The first session took up the current forms of populism and its representative voices in Europe and the Arab world. Professor of political sociology Federico Tarragoni of the University of Paris provided introductory notes on populism, highlighting important conceptual distinctions. Sociologist and diplomat Gurvan Le Bras dealt with how diplomacy deals with authoritarian populisms in Europe and the Arab world. Legal expert and member of the board of directors of the Arab Center in Doha Abdallah Saaf spoke of the populism of governments in countries of the southern Mediterranean.

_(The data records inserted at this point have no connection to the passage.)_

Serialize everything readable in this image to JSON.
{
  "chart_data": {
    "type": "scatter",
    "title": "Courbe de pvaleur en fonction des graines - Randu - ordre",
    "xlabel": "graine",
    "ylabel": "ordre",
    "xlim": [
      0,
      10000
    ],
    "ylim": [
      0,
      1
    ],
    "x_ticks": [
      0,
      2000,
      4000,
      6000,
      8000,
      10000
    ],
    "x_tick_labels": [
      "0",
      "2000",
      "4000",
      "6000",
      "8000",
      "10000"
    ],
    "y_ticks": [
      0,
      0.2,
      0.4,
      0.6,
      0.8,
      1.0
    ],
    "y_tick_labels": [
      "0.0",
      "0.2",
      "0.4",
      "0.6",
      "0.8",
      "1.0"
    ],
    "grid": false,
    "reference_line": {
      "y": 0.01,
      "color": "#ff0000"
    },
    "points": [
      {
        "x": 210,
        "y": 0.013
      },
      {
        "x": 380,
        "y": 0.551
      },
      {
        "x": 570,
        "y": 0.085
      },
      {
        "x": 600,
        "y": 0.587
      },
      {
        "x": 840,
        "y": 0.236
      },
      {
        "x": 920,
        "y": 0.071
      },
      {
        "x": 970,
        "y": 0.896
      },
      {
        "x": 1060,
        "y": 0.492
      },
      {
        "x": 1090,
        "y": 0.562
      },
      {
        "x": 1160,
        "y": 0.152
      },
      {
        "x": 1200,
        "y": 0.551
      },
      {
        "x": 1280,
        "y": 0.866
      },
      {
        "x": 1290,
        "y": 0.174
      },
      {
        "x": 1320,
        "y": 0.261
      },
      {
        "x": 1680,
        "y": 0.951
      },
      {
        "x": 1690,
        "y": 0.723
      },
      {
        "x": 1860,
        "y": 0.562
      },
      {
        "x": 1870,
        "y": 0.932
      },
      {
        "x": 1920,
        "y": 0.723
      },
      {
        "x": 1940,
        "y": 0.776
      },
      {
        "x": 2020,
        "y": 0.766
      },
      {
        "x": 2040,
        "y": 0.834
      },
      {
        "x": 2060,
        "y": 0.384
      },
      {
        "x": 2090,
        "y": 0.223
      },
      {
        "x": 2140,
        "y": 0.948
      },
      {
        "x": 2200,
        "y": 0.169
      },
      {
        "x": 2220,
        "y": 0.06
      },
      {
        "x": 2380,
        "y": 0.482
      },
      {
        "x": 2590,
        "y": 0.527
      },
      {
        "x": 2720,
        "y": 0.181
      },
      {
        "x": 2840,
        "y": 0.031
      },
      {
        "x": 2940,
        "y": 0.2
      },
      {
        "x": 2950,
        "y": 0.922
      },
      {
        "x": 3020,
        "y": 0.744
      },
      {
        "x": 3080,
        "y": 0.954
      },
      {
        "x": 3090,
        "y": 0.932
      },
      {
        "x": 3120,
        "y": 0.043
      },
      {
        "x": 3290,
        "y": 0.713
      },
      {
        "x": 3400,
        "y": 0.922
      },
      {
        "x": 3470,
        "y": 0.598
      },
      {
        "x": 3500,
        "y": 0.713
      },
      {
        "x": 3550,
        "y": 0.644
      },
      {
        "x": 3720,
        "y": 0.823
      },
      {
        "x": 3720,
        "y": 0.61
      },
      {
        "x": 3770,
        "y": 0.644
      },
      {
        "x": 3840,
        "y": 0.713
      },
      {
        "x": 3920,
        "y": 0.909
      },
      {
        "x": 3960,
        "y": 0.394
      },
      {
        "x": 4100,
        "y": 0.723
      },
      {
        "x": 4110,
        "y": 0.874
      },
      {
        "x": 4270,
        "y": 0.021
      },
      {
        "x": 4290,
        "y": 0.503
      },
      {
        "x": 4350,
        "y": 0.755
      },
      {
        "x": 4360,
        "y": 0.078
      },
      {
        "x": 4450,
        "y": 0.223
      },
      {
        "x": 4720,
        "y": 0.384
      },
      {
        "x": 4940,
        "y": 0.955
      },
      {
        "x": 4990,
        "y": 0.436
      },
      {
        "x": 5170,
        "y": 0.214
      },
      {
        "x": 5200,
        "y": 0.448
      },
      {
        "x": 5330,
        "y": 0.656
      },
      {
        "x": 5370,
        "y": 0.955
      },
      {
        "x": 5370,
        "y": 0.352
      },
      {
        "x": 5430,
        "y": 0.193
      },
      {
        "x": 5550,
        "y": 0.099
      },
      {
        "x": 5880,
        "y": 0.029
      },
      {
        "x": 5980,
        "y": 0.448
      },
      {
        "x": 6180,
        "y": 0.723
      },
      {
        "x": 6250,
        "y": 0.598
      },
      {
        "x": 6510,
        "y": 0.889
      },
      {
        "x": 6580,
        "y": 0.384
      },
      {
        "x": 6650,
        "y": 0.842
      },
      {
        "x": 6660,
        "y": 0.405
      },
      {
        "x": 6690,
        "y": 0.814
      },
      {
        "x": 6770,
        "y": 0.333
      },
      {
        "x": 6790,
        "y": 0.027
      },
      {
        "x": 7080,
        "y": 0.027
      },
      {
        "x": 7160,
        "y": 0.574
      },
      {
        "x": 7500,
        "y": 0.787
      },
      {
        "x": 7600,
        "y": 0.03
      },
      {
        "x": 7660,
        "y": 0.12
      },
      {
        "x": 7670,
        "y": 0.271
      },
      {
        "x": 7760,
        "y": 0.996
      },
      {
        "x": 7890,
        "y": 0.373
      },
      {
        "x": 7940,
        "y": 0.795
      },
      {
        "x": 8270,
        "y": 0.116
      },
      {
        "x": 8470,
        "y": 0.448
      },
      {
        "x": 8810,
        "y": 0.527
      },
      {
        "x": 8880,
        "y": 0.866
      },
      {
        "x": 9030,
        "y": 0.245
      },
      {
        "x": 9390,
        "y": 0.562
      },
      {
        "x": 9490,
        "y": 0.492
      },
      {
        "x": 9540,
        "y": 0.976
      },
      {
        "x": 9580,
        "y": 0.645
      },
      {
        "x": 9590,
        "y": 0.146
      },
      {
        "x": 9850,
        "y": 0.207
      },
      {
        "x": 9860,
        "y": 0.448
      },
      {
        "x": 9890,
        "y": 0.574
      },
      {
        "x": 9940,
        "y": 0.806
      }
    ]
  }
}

The second session reviewed Arab examples of populism. Claire Beaugrand of the National Center for Scientific Research in France considered French scholarship’s research into manifestations of populism in the Gulf countries, highlighting cases in Saudi Arabia, Bahrain and Kuwait. Mehdi Mabrouk, Tunisian sociologist and director of the Arab Center for Research and Policy Studies’ Tunis branch discussed the Tunisian model of populism. Researcher at the National Center for Scientific Research in France Matthieu Rey devoted his intervention to a discussion of the confrontation of authoritarian populism with popular protests in Syria.

In the third session, which focused on the issue of populism and the crisis of the state, President of the Doha Institute for Graduate Studies Abdulwahhab al-Effendi enquired whether populism might be a form of war against reason. Researcher at the Arab Center in Doha Mohammed Hemchi dealt with foreign policy and populism, while researcher Tarek Kahlaoui from the Mediterranean School of Business in Tunis spoke of populism and democracy in Tunisia.

The fourth session surveyed populism in media with Executive Director of the Arab Center in Doha Muhammad al-Masri reviewing public opinion on populism polled in the Arab world. Media specialist Alain Gresh addressed the mounting populist discourse seen in French media. Researchers Aldja Nabila Bouchaala and Aissa Merah presented their paper on "Populism in the Algerian Media's Coverage of the Hirak Movement".

Henri Laurence, Chair of Chair of Contemporary Middle Eastern Studies at the Collège de France, brought conference proceedings to a close with a historical overview of the concept of populism from its earliest roots in Greek philosophy and until the present day.